Harald Zils, an associate professor of German and Russian studies, said that there were limited alternatives to BU’s decision regarding all in-person finals.

“We have to accept what we have seen so many times in the past 23 months: No ‘Plan B’ or ‘Plan C’ can make everybody happy,” Zils wrote in an email. “Move all finals online? There is no online testing infrastructure on the market that cannot be easily cheated. Cancel all finals? I have students who rely on their grade from the final exam to help with their overall course grade. Shut down? Sending students home abruptly without giving them an opportunity for additional [COVID-19] testing endangers their families and their home communities. The University decided to stick as close as possible to ‘Plan A,’ trying to avoid disruptions as much as possible — to help the students.”

Other students, including Melanie Valentin, a sophomore majoring in sociology, said their finals did not experience many disruptions.

“I personally have not been majorly affected by the rise in cases, however professors were more cautious during finals and some could not even proctor,” Valentin wrote in an email. “For the last final I took, the proctor asked the class to divide itself between two rooms which probably had something to do with the spike.
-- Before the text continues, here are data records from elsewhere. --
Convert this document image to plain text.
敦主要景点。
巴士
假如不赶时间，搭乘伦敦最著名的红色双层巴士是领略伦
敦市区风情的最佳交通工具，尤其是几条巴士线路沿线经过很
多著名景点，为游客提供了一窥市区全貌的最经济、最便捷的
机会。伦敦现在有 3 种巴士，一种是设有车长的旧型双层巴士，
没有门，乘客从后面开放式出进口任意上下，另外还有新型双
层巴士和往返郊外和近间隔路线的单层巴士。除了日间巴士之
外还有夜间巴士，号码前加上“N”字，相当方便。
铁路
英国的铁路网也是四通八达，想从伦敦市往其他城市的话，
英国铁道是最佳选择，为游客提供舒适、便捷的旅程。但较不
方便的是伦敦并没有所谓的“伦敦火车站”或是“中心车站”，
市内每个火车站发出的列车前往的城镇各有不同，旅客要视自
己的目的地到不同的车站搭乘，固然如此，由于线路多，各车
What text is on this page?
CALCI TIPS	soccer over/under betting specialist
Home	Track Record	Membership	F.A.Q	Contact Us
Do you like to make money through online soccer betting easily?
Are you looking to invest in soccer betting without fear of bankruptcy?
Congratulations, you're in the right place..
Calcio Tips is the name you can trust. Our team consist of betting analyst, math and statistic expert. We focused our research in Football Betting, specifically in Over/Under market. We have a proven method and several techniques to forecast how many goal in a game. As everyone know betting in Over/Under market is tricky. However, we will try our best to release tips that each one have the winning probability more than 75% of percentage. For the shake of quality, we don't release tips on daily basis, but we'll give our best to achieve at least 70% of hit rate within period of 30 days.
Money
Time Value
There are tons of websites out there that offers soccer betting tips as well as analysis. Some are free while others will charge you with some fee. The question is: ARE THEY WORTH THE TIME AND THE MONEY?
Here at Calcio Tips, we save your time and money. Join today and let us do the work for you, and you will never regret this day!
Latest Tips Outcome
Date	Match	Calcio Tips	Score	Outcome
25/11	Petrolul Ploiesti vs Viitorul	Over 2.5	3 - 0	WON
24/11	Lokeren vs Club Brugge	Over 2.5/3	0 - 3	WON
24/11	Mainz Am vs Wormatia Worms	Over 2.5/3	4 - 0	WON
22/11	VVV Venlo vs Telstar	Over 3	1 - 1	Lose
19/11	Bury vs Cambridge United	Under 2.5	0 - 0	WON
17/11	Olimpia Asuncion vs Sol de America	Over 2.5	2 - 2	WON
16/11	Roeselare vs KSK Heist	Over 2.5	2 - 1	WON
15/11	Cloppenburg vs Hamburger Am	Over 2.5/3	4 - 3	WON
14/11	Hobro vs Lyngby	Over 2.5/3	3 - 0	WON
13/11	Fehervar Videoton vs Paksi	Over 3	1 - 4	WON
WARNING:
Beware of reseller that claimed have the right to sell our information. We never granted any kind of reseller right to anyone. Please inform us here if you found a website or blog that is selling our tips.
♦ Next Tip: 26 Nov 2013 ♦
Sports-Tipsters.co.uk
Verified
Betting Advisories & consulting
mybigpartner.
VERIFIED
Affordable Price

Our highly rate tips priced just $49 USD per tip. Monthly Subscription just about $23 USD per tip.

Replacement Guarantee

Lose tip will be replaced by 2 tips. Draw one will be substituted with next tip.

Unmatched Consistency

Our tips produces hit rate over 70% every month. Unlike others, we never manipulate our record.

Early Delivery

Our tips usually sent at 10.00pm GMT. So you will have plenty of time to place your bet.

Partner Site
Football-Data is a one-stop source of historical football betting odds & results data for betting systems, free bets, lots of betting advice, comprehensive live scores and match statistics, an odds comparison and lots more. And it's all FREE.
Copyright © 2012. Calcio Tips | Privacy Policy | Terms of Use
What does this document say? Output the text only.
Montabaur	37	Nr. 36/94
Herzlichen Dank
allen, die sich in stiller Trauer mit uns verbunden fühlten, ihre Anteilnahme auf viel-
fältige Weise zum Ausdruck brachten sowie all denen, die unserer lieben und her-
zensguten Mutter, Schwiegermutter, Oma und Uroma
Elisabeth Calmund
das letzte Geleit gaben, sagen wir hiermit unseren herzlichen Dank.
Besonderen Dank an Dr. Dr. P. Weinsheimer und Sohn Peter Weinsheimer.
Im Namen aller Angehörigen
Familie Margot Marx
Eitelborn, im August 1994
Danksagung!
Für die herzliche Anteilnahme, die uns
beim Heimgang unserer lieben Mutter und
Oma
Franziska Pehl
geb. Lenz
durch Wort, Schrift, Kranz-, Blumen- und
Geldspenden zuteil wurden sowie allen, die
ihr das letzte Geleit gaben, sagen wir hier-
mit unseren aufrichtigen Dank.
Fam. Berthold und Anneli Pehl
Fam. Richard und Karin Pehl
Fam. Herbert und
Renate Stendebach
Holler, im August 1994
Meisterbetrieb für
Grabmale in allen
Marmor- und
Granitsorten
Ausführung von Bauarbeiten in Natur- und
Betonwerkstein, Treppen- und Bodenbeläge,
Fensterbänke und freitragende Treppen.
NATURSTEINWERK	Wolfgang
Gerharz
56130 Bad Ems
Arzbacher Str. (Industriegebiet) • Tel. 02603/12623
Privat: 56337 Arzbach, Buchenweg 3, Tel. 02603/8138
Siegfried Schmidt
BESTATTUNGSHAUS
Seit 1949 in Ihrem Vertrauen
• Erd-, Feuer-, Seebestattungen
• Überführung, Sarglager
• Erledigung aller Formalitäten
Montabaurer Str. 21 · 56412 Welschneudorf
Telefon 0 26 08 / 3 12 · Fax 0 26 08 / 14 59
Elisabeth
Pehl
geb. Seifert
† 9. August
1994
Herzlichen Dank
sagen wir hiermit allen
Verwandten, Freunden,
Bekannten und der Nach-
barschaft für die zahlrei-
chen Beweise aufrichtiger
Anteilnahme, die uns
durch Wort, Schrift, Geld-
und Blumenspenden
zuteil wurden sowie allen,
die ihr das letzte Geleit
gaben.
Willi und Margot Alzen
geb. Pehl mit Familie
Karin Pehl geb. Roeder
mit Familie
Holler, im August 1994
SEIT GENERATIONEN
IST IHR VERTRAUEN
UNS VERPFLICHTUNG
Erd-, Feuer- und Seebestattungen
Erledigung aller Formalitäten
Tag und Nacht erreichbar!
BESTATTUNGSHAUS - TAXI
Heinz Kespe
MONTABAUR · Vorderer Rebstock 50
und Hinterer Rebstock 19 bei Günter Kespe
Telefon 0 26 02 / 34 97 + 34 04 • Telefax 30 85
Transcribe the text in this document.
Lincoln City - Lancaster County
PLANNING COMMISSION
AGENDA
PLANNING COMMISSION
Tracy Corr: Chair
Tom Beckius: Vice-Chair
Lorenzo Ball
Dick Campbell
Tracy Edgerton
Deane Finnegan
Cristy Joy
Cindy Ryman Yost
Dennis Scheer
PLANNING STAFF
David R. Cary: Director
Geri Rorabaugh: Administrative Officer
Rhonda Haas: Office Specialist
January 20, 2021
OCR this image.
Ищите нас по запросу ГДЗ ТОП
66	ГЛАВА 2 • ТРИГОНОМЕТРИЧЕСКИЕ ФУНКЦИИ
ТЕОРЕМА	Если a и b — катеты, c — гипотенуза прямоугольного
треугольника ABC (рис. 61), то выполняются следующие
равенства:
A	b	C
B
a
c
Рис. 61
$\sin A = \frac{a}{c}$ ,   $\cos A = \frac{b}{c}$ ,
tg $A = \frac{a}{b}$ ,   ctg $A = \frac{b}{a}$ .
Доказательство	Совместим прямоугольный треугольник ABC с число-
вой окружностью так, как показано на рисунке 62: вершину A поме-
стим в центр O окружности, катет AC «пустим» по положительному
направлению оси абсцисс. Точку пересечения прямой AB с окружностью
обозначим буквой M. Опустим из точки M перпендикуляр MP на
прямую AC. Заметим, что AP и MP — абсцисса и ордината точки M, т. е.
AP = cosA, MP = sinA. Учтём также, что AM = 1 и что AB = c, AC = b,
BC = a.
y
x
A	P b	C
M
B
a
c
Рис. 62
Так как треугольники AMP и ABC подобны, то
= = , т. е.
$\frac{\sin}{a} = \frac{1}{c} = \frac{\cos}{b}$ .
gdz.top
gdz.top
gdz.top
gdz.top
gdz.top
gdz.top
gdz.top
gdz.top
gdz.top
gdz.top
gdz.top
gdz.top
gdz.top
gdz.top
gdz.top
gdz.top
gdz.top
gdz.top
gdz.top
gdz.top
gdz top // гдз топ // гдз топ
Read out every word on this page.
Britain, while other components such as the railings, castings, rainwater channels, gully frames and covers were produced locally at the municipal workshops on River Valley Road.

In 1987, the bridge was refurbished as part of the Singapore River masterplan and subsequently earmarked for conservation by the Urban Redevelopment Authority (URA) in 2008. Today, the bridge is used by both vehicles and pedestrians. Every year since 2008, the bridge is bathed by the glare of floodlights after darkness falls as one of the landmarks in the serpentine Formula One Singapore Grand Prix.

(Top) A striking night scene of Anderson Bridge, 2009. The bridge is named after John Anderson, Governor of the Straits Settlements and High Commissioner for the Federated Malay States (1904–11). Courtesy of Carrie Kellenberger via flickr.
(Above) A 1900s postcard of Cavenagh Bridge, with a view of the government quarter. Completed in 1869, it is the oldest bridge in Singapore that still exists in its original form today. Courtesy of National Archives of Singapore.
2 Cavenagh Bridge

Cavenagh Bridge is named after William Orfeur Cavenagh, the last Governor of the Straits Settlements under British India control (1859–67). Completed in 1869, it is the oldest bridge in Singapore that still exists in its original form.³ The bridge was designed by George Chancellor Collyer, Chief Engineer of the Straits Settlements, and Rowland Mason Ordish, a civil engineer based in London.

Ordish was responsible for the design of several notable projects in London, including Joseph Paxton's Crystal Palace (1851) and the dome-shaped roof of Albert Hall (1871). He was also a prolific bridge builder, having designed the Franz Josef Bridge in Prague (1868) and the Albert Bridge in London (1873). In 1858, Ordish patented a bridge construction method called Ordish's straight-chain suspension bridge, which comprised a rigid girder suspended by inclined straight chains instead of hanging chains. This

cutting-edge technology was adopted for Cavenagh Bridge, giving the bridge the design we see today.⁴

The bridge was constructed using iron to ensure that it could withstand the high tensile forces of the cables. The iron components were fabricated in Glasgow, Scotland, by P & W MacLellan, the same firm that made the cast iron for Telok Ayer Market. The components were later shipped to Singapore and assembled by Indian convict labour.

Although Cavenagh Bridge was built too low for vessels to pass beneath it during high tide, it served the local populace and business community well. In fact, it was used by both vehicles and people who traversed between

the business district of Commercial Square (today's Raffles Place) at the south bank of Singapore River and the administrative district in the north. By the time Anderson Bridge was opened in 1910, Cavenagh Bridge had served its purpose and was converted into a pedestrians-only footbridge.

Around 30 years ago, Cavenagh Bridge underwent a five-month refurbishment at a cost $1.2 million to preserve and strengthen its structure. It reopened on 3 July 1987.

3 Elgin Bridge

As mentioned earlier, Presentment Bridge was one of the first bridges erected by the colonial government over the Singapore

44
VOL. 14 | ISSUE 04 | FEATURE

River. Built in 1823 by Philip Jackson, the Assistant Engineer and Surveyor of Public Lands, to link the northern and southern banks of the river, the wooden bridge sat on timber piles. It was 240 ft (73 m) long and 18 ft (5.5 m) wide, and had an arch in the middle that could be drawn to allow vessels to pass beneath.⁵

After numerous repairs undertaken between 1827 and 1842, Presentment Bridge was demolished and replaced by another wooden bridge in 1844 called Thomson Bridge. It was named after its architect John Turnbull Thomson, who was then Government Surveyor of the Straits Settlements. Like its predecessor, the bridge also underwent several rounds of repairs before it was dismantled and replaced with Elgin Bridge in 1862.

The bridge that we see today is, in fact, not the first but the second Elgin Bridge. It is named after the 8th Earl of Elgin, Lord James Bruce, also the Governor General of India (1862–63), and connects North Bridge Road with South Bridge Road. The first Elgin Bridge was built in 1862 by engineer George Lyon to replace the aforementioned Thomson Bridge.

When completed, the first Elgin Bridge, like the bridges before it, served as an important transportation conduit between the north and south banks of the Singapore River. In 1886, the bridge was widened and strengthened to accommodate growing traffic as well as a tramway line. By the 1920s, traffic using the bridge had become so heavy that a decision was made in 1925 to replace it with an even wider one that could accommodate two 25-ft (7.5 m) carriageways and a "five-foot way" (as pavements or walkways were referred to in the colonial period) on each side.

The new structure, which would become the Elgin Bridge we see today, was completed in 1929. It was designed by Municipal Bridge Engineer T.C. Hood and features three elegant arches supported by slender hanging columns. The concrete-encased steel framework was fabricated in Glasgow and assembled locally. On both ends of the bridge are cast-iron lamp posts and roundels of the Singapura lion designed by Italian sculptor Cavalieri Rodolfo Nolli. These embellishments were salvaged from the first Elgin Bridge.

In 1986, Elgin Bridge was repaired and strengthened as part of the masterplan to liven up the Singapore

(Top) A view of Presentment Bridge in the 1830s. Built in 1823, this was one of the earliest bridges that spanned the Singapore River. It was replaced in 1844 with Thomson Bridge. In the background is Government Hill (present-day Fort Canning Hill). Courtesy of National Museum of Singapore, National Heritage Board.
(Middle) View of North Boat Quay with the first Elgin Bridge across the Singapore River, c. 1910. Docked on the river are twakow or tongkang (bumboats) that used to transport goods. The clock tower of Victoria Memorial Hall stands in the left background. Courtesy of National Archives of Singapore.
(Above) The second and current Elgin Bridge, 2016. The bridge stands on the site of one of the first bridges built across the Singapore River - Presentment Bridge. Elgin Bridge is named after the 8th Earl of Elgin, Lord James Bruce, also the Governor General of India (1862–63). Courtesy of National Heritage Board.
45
Either way, I was lucky to have finished finals earlier than most students and I just tried my best to stay as safe as possible in advance so I could go home immediately after.”

Yarosh said the University is formulating its plan for the beginning of next semester, and recommended students check B-Mail for updates. Yarosh shared some recommendations for students to help alleviate the situation.

“Get vaccinated, get a booster shot, keep your mask on whenever you’re in a large crowd of people,” Yarosh wrote in an email. “Transmission is not being traced back to classrooms, but events and gatherings.”

Though plans are still in development for next semester, Moose remains optimistic that the COVID-19 pandemic will eventually become manageable.

“I am hopeful that we will develop a way to live with the [COVID-19] virus in the future,” Moose wrote in an email. “Currently, the best hope for that is through vaccination and booster shots. Medications are also just coming out on the market that may help to prevent severe illness when taken early in the course of the infection.”